In February, a brief hope appeared. A pool of young ice formed around the ship, and the crew hacked a 150‑yard channel toward open water. They hauled 20‑ton slabs of ice with ropes, rammed the ship forward under full steam and full sail, and worked until their hands bled. But the pool was too small; the channel froze again. Shackleton ordered the boilers extinguished. The ship would now drift with the ice.
As the Antarctic summer ended, the sun dipped below the horizon at midnight on 17 February. Winter tightened its grip. The ship drifted west‑northwest, carried by the massive, grinding pack. The men lived aboard as if on land, their world reduced to a wooden island trapped in a frozen desert.
July brought violence. A gale with 70‑mph winds and –36°C temperatures shattered the pack into moving floes.
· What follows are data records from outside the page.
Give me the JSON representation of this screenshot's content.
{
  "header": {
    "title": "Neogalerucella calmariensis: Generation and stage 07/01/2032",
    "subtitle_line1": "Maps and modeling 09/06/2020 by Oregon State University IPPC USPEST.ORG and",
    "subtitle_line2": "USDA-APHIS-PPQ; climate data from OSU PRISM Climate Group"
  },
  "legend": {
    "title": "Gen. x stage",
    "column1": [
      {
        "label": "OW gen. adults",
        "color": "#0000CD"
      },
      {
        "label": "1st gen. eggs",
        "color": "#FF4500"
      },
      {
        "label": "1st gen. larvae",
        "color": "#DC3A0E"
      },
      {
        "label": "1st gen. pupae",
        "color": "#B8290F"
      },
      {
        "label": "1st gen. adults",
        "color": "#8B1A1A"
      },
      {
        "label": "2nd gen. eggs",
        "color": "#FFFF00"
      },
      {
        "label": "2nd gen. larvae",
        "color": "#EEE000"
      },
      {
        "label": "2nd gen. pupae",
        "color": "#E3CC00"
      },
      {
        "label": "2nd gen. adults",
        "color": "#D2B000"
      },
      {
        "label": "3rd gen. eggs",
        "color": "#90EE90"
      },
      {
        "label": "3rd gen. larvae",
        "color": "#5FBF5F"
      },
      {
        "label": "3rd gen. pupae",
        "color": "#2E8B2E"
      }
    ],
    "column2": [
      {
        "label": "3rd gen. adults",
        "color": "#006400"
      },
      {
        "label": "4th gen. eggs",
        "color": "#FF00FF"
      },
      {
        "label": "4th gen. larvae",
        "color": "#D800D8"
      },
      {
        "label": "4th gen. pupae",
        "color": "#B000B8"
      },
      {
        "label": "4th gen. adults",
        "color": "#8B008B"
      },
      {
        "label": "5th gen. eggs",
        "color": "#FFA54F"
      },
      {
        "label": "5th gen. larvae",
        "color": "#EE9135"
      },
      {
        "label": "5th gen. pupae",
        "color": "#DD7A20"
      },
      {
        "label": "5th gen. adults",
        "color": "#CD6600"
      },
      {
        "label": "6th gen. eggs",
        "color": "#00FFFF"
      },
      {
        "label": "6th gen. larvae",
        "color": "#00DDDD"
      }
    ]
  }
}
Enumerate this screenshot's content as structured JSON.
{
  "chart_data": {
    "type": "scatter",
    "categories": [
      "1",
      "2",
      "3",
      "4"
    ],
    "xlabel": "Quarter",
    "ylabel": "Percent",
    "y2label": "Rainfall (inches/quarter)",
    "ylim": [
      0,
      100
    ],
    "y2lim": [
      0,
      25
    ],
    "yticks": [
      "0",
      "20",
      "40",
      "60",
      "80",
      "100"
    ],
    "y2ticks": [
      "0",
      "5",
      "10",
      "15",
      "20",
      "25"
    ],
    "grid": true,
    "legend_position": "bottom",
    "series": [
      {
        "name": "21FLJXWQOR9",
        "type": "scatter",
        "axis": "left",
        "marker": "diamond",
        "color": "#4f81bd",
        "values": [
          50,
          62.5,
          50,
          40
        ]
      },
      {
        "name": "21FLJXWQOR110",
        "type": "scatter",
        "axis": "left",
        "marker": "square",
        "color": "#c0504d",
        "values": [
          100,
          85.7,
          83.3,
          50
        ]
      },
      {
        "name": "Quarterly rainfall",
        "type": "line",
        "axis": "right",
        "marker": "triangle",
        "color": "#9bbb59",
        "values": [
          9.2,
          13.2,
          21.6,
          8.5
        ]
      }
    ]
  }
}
Pressure waves rippled through the ice, lifting the 400‑ton ship into the air before dropping her into pools of water. The floes slammed her from all sides. Yet she survived — her hull so strong that the ice itself cracked against her.
But the strain accumulated. By late September, the oak beams supporting the upper deck bent “like a piece of cane.” The masts whipped back and forth as the keel distorted. Still, Worsley wrote admiringly that “just as it appears she can stand no more, the huge floe… yields to our little ship by cracking across.”
October brought warmer temperatures and signs of the ice loosening. On 14 October, Endurance floated free in a pool of water for the first time in nine months. Shackleton ordered steam raised, but a leak delayed the effort. When a lead of open water appeared, the sails were set — but the ship could not break through.
Then, on 18 October, the ice closed again. In five seconds the ship was thrown onto her port side at a 30‑degree angle. She righted herself hours later, but the message was clear: the ice was tightening its grip.
On 24 October, the final assault began. Pressure waves crushed the stern, tearing the sternpost from the hull. The bow planking stove in. Water flooded the engine room and forward hold. Pumps froze. McNish built a cofferdam to slow the flooding, but after 28 hours of nonstop pumping, Shackleton gave the order: abandon ship.
The men moved stores, boats, and equipment onto the ice. The ship sagged visibly each day. On 13 November, the forward masts collapsed, captured on film by Frank Hurley. On 21 November, a final pressure wave lifted the stern clear — then the entire ship dropped into the sea and vanished as the floes closed over her.
The crew drifted on the ice for months before rowing to Elephant Island. Shackleton and five others sailed the James Caird to South Georgia, and after several failed attempts, he rescued the remaining men on 30 August 1916. All survived.